As the hardware is already known for the device I will not go into the details here. On thing I hoped for was that the MSM modem may be connected to a dual port ram so it matches the setup I have on the Samsung Omnia here. Sadly it turned out they use a combination of UART and USB.
2009-06-14
Hacking on the Samsung SGH-i900 Omnia Phone
I continue my work on different phones and phone platforms. Last monday I received a Samsung SGH-i900 Omnia device for some initial Linux hacking and especially trying to figure out how the modem interface is working.
It was an interesting adventure so far. :)
I updated Harald's initial findings with some new facts and corrections. In a nutshell the device looks like this:
- Application Processor: 624MHz Marvell PXA312, probably a PXA310 with NAND
- (256MB) + DDR (128MB) in one package
- GSM/UMTS Modem: Qualcomm MSM6281, interfaced via dual-ported RAM
- Wifi: Marvell 8686 (SDIO on mmc2)
- Bluetooth: CSR 41814
- 8/16 GB external SD flash (on mmc1)
- Audio Codec / Touchscreen: Wolfson WM9713
- Screen: 240x400 pixels, 3.2"
- 5MP Sony IMX034 camera with LED flash
- Bosch Sensortec BMA020 Accelerometer
- Ambient light sensor
We have linux mainline support for the PXA312, Marvell 8686 wifi, CSR bluetooth and the WM9713 audio codec and touchscreen combination. That's a nice start. Given the fact that the device seems to be pretty near to what the Marvell zylonite reference design is doing an initial linux port should be pretty straight forward. I gave it a shot and it really worked out pretty smooth for the initial bits. Patch for inclusion just sent. I can boot into a rootfs on the microSD card with this, including working framebuffer. :)
To get more informations about a windows mobile based system Haret is the tool of choice. Naturally I used it to gather some more informations about which GPIOs are connected to what, power up and down sequences of different chips, etc. On the other hand Haret had PXA support up to PXA27x so far. That works not that bad, but the IRQ and clock register have changed a lot. Thanks to Marvell the PXA3xx data-sheet are public available. Based on that I started some initial PXA3xx support for Haret. Not finished, but helped me already a bit on understanding the Omnia system.
I also started to investigate the modem interface, which is still the primary goal here. The MSM6xxx modem chips are used in other Samsung devices and the A (for CDMA) variant is also used in the new Palm Pre. Getting support for this modem into linux would help a lot on the open phone front.

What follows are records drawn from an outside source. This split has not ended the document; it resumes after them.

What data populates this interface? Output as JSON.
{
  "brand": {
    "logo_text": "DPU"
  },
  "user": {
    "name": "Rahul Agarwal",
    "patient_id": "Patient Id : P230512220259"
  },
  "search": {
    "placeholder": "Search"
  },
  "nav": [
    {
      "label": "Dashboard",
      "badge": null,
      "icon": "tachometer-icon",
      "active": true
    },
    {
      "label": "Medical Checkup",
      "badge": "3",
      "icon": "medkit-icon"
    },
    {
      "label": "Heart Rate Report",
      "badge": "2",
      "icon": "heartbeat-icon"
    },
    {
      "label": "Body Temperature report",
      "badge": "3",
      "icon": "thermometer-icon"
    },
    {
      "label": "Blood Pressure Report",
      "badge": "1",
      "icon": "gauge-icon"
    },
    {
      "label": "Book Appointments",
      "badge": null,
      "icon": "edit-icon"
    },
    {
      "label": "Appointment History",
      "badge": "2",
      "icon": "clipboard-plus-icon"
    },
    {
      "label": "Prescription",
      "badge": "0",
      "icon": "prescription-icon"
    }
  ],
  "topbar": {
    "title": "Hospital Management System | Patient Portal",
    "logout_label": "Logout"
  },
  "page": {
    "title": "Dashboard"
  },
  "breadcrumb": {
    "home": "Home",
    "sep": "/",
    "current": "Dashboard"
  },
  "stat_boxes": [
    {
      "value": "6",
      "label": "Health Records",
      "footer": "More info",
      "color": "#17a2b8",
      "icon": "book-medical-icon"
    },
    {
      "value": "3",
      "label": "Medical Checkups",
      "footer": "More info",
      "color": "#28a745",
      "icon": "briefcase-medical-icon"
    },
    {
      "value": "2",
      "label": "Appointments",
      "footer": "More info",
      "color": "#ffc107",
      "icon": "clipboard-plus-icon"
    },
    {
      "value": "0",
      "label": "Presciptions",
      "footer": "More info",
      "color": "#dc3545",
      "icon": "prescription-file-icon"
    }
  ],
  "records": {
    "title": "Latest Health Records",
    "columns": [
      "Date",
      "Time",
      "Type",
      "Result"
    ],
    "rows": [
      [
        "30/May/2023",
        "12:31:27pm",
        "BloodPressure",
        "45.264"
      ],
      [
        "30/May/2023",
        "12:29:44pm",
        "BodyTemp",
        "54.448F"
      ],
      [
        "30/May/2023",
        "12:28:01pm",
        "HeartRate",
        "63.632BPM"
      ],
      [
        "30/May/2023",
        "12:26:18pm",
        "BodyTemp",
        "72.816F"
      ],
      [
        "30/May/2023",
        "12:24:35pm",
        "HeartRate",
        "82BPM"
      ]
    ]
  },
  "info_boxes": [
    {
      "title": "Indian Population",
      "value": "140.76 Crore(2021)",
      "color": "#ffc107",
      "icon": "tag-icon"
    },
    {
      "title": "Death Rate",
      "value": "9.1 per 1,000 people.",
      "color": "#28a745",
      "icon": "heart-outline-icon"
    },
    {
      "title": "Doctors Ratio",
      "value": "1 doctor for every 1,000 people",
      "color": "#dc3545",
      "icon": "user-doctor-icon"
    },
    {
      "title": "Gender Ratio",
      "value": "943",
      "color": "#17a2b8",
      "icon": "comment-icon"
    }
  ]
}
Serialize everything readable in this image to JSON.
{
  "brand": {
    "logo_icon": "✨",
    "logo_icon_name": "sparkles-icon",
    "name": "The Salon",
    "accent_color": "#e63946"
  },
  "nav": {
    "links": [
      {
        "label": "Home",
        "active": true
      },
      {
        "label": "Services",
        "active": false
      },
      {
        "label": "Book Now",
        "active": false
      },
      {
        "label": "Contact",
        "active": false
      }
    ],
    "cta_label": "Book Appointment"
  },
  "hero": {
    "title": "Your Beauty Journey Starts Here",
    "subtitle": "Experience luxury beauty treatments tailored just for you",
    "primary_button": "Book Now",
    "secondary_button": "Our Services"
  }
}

The modem is connected to one side of a dual port ram chip. The other side interfaces to the PXA SoC. Next to this we have at least one GPIO connected for power up and down. I should have found that one with haret watching GPIO changes when powering the modem on and off in windows mobile. What I don't know yet is if there are other GPIOs for out of band signaling when the ram buffers are filed, etc. Future will tell.
What blocks my work on the modem is the non-functional USB device controller. Without is I can't get a shell on the device, which makes the testing and debugging pretty hard. Getting this blocker out of my way the next big item on my list. I may also get a connector that features JTAG and serial console for the device. That would of course also helps a lot.